Fred came to LSSSC’s Central City Lutheran Mission because his wallet had been stolen at the motel where he stayed. But it was not the wallet that haunted him.
It was that Fred had faced a harrowing trauma and then never found the resources to cope with it. It was that Fred found himself on the outside of his marriage looking in. It was that Fred was facing homelessness as a result of a newfound dependence on substances to manage his emotions. It was that Fred had, in an attempt to abandon his problems in another life, found a solitary life void of hope.
It had not always been like this. But Fred’s 20 year-old son had died unexpectedly, and the grief ate him up from the inside like a cancerous tumor. He became depressed, angry, frustrated, and he felt totally lost, disconnected from reality. Everywhere he went, and everything he saw, reminders of the son he loved so much followed him, plaguing his mind with feelings of incomprehensible demoralization. All parents assume that one day their children will bury them. Fathers and mothers never dream they will bury a child. And they certainly never plan on how they will cope with the situation.
Eventually Fred left his wife at their home in Arizona and came to California. He wasn’t looking for anything on the west coast. He just wanted to run away from the pain and trauma of his life in Arizona. He and his wife didn’t know how to help each other grieve, and that took a toll on their marriage.
After a long, turbulent battle with impending homelessness, Fred finally turned to whatever resource he could find. By the grace of God, Fred found Central City Lutheran Mission. During his time at CCLM, our staff helped Fred begin to navigate his anger, depression and frustration.
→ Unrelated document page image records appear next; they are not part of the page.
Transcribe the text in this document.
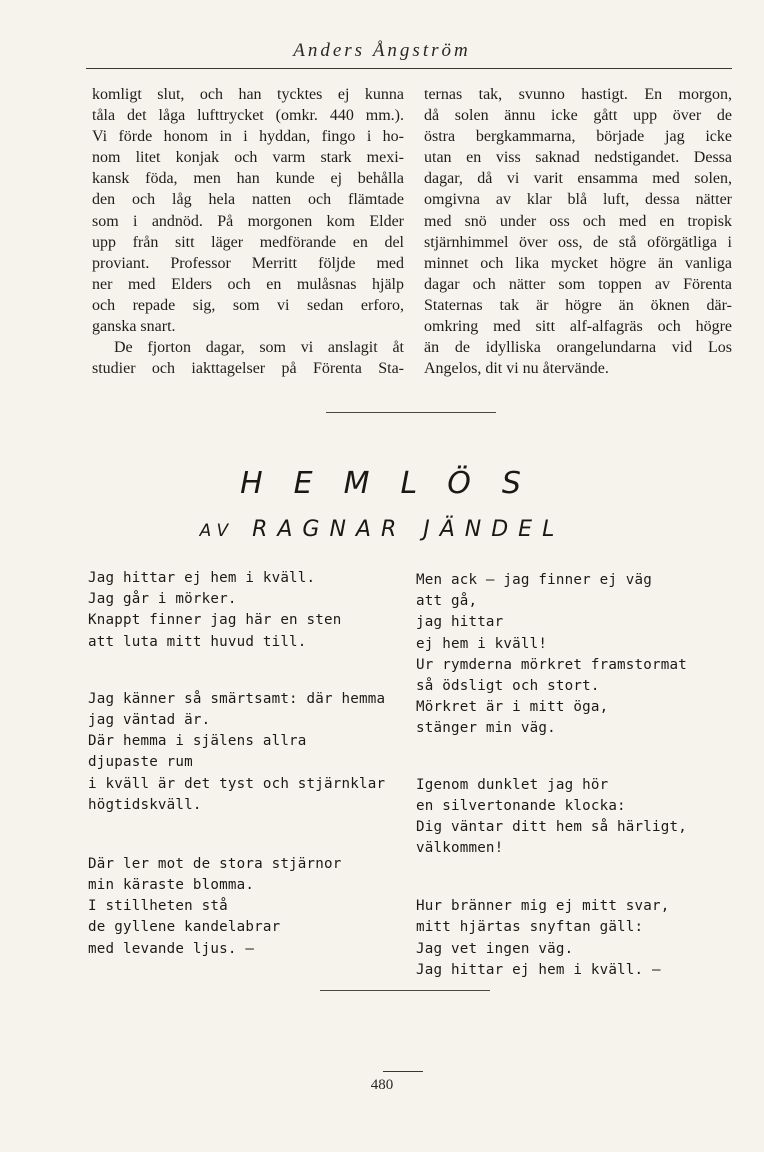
Anders Ångström

komligt slut, och han tycktes ej kunna

tåla det låga lufttrycket (omkr. 440 mm.).

Vi förde honom in i hyddan, fingo i ho-

nom litet konjak och varm stark mexi-

kansk föda, men han kunde ej behålla

den och låg hela natten och flämtade

som i andnöd. På morgonen kom Elder

upp från sitt läger medförande en del

proviant. Professor Merritt följde med

ner med Elders och en mulåsnas hjälp

och repade sig, som vi sedan erforo,

ganska snart.

De fjorton dagar, som vi anslagit åt

studier och iakttagelser på Förenta Sta-

ternas tak, svunno hastigt. En morgon,

då solen ännu icke gått upp över de

östra bergkammarna, började jag icke

utan en viss saknad nedstigandet. Dessa

dagar, då vi varit ensamma med solen,

omgivna av klar blå luft, dessa nätter

med snö under oss och med en tropisk

stjärnhimmel över oss, de stå oförgätliga i

minnet och lika mycket högre än vanliga

dagar och nätter som toppen av Förenta

Staternas tak är högre än öknen där-

omkring med sitt alf-alfagräs och högre

än de idylliska orangelundarna vid Los

Angelos, dit vi nu återvände.

HEMLÖS
AV RAGNAR JÄNDEL
Jag hittar ej hem i kväll.
Jag går i mörker.
Knappt finner jag här en sten
att luta mitt huvud till.
Jag känner så smärtsamt: där hemma
jag väntad är.
Där hemma i själens allra
djupaste rum
i kväll är det tyst och stjärnklar
högtidskväll.
Där ler mot de stora stjärnor
min käraste blomma.
I stillheten stå
de gyllene kandelabrar
med levande ljus. —
Men ack — jag finner ej väg
att gå,
jag hittar
ej hem i kväll!
Ur rymderna mörkret framstormat
så ödsligt och stort.
Mörkret är i mitt öga,
stänger min väg.
Igenom dunklet jag hör
en silvertonande klocka:
Dig väntar ditt hem så härligt,
välkommen!
Hur bränner mig ej mitt svar,
mitt hjärtas snyftan gäll:
Jag vet ingen väg.
Jag hittar ej hem i kväll. —
480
Slowly he began to address the grief, as well as the problem that had pulled him away from his wife.
Fred was a direct beneficiary of the four core case management components that are implemented with every CCLM shelter resident: intake, assessment, goal setting, and follow-up. These components allowed Fred a stable environment in which he could identify what plagued him, a chance to establish a treatment plan to combat his issues, and the resources to follow through with that treatment plan while also carving a pattern of service to the community.
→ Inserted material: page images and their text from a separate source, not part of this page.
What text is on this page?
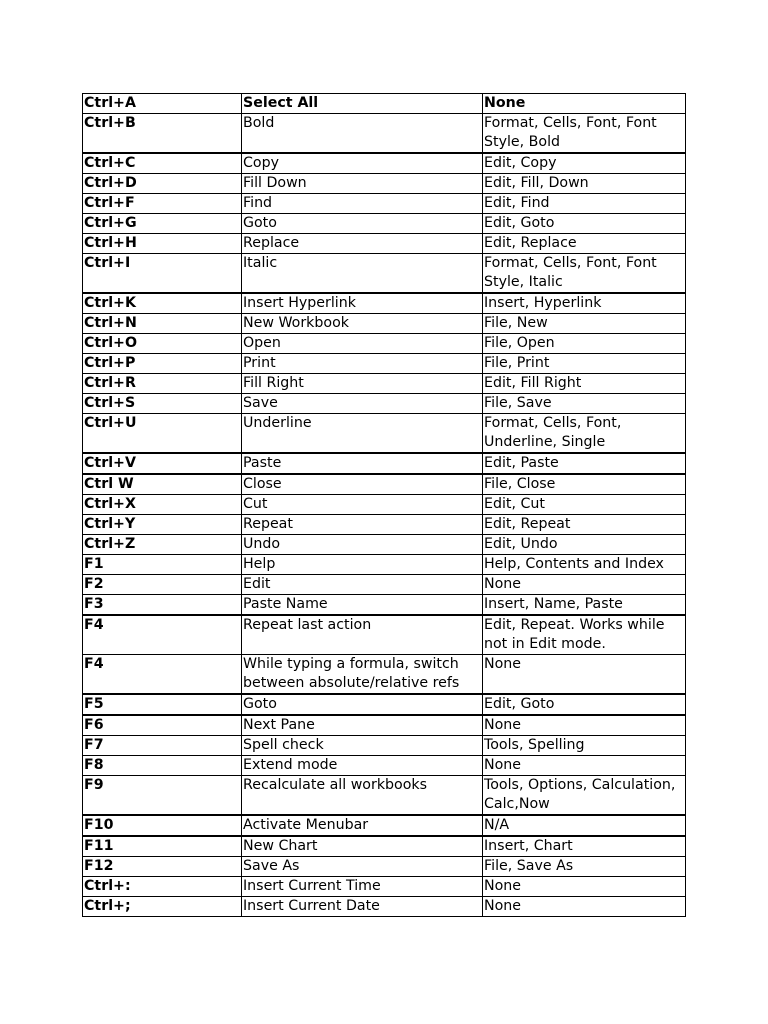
Ctrl+A	Select All	None
Ctrl+B	Bold	Format, Cells, Font, Font Style, Bold
Ctrl+C	Copy	Edit, Copy
Ctrl+D	Fill Down	Edit, Fill, Down
Ctrl+F	Find	Edit, Find
Ctrl+G	Goto	Edit, Goto
Ctrl+H	Replace	Edit, Replace
Ctrl+I	Italic	Format, Cells, Font, Font Style, Italic
Ctrl+K	Insert Hyperlink	Insert, Hyperlink
Ctrl+N	New Workbook	File, New
Ctrl+O	Open	File, Open
Ctrl+P	Print	File, Print
Ctrl+R	Fill Right	Edit, Fill Right
Ctrl+S	Save	File, Save
Ctrl+U	Underline	Format, Cells, Font, Underline, Single
Ctrl+V	Paste	Edit, Paste
Ctrl W	Close	File, Close
Ctrl+X	Cut	Edit, Cut
Ctrl+Y	Repeat	Edit, Repeat
Ctrl+Z	Undo	Edit, Undo
F1	Help	Help, Contents and Index
F2	Edit	None
F3	Paste Name	Insert, Name, Paste
F4	Repeat last action	Edit, Repeat. Works while not in Edit mode.
F4	While typing a formula, switch between absolute/relative refs	None
F5	Goto	Edit, Goto
F6	Next Pane	None
F7	Spell check	Tools, Spelling
F8	Extend mode	None
F9	Recalculate all workbooks	Tools, Options, Calculation, Calc,Now
F10	Activate Menubar	N/A
F11	New Chart	Insert, Chart
F12	Save As	File, Save As
Ctrl+:	Insert Current Time	None
Ctrl+;	Insert Current Date	None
Fred then received an opportunity to work in the CCLM kitchen. Finally, he could focus on something positive and productive. It was also the very service that perpetuates CCLM’s ability to serve the next person in need. Aside from non-profit donations and various online donations, volunteer work is a primary component to our mission.
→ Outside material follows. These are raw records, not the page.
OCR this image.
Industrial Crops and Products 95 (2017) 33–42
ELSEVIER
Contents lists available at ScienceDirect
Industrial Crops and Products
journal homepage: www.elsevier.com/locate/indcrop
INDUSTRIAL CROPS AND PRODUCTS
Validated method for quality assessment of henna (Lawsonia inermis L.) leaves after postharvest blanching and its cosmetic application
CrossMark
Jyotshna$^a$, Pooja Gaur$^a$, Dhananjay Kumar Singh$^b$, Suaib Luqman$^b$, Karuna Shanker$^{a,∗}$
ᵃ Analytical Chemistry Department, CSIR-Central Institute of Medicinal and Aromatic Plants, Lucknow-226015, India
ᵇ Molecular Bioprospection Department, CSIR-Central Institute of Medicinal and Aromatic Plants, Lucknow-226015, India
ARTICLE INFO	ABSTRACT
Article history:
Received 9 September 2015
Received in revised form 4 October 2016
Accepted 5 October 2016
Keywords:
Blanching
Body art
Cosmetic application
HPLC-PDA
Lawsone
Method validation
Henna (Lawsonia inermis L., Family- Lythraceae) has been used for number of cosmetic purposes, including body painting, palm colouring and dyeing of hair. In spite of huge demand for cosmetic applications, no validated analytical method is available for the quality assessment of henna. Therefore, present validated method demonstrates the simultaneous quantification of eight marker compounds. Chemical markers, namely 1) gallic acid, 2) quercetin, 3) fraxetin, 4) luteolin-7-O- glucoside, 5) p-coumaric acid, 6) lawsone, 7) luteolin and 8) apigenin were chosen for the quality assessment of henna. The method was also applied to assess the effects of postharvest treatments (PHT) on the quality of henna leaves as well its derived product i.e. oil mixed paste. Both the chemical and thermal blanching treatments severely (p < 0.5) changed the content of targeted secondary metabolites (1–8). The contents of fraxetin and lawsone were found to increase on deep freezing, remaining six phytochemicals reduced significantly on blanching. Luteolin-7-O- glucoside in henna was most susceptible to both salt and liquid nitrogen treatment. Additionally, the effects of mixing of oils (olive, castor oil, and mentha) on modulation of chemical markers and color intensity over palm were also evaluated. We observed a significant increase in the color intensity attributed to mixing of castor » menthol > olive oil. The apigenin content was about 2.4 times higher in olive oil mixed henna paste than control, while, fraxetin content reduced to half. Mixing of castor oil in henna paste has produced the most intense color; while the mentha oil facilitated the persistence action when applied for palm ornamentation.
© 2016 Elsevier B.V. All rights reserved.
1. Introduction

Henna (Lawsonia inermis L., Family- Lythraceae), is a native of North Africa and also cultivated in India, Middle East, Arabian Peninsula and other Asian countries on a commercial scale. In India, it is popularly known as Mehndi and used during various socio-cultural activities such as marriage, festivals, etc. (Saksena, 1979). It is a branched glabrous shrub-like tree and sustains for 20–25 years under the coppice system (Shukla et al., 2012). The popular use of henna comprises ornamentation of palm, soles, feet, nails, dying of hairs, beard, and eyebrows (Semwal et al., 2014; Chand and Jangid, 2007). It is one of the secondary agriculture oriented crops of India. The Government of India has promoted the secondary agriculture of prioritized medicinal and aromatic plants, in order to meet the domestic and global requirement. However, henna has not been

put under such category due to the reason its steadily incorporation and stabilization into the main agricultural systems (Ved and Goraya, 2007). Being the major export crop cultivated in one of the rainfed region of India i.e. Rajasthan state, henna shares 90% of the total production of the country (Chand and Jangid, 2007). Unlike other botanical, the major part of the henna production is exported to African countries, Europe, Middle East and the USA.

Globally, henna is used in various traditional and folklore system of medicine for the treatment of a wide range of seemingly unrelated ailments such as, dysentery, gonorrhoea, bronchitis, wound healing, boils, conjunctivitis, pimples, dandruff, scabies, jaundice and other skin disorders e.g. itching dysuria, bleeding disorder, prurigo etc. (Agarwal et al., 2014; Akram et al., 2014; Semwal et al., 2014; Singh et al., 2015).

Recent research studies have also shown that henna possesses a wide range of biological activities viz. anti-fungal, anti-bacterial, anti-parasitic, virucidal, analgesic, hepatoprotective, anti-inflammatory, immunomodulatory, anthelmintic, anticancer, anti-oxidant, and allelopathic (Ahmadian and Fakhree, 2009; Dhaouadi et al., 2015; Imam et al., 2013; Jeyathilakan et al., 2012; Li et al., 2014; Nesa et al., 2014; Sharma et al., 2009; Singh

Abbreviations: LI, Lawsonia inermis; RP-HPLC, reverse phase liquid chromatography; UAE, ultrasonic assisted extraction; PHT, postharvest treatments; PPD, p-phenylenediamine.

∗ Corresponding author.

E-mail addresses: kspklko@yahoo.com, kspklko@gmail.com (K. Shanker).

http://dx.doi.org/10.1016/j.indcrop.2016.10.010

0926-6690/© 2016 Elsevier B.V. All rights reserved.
In his position, Fred worked tirelessly to improve various cooking methods, food handling, and storage capabilities. CCLM paid for his food handlers license and training, and Fred rewarded the CCLM commitment by playing a key role in the kitchen redesign that delivered a highly functioning commercial kitchen to further serve the community with an “A” rating that has been maintained each year since. By the end of his case management and volunteer service, Fred’s pain was manageable, his perspective was refreshed, and he was ready to return to
Arizona where, with his wife, he would commit to regaining the stability of their marriage. Fred said, The day I left CCLM, you lost a kitchen worker, but I found a new life. But we say, the day Fred left, we understood the full purpose of our mission and furthered our commitment to end poverty in Southern California.